Optimizing sparse matrix–vector multiplication (SpMV) is challenging due to the non-uniform distribution of the non-zero elements of the sparse matrix. The best-performing SpMV format changes depending on the input matrix and the underlying architecture, and there is no “one-size-fit-for-all” format. A hybrid scheme combining multiple SpMV storage formats allows one to choose an appropriate format to use for the target matrix and hardware. However, existing hybrid approaches are inadequate for utilizing the SIMD cores of modern multi-core CPUs with SIMDs, and it remains unclear how to best mix different SpMV formats for a given matrix. This paper presents a new hybrid storage format for sparse matrices, specifically targeting multi-core CPUs with SIMDs. Our approach partitions the target sparse matrix into two segmentations based on the regularities of the memory access pattern, where each segmentation is stored in a format suitable for its memory access patterns.

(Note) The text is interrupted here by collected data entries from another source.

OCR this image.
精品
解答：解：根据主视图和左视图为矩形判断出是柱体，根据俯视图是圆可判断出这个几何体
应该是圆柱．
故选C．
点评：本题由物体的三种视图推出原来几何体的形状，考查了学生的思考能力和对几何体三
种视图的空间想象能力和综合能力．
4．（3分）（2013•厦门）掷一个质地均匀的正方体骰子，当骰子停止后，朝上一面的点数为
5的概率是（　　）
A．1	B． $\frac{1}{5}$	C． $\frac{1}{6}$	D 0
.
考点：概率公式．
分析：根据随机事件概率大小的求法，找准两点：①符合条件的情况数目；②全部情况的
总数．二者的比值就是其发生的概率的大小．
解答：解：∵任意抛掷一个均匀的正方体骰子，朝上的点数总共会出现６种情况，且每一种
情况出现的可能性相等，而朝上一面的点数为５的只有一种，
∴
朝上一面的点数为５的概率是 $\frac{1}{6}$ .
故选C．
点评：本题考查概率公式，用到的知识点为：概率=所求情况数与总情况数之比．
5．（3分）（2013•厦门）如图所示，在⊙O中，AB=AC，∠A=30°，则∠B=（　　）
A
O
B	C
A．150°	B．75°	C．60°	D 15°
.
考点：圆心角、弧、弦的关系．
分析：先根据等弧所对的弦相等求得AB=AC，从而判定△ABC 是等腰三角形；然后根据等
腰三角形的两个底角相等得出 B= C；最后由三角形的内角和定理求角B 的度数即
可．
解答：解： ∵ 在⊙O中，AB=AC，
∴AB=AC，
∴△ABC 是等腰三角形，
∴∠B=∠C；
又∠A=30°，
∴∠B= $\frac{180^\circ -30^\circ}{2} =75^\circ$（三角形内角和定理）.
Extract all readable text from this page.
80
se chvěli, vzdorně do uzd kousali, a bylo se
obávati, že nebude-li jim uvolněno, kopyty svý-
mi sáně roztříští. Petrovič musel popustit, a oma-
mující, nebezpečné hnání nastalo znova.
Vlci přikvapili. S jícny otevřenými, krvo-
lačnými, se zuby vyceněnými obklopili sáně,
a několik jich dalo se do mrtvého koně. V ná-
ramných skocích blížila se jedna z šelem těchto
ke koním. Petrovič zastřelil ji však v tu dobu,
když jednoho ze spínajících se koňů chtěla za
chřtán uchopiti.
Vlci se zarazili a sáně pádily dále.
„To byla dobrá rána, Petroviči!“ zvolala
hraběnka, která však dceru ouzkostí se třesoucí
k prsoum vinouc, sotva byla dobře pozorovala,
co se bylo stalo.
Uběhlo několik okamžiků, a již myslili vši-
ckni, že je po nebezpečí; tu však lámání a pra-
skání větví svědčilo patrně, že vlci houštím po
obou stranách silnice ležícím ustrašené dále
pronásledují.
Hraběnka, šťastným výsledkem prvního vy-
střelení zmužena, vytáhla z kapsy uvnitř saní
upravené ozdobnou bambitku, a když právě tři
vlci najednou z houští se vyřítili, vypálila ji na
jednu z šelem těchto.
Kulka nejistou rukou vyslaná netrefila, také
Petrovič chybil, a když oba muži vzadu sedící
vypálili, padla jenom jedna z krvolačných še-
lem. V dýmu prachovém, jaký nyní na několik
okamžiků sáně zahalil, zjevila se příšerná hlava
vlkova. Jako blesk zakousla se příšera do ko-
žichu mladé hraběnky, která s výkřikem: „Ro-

Unlike prior hybrid storage schemes that rely on the user to determine the data partition among storage formats, we employ machine learning to build a predictive model to automatically determine the partition threshold on a per matrix basis. Our predictive model is first trained off line, and the trained model can be applied to any new, unseen sparse matrix. We apply our approach to 956 matrices and evaluate its performance on three distinct multi-core CPU platforms: a 72-core Intel Knights Landing (KNL) CPU, a 128-core AMD EPYC CPU, and a 64-core Phytium ARMv8 CPU. Experimental results show that our hybrid scheme, combined with the predictive model, outperforms the best-performing alternative by 2.9%, 17.5% and 16% on average on KNL, AMD, and Phytium, respectively.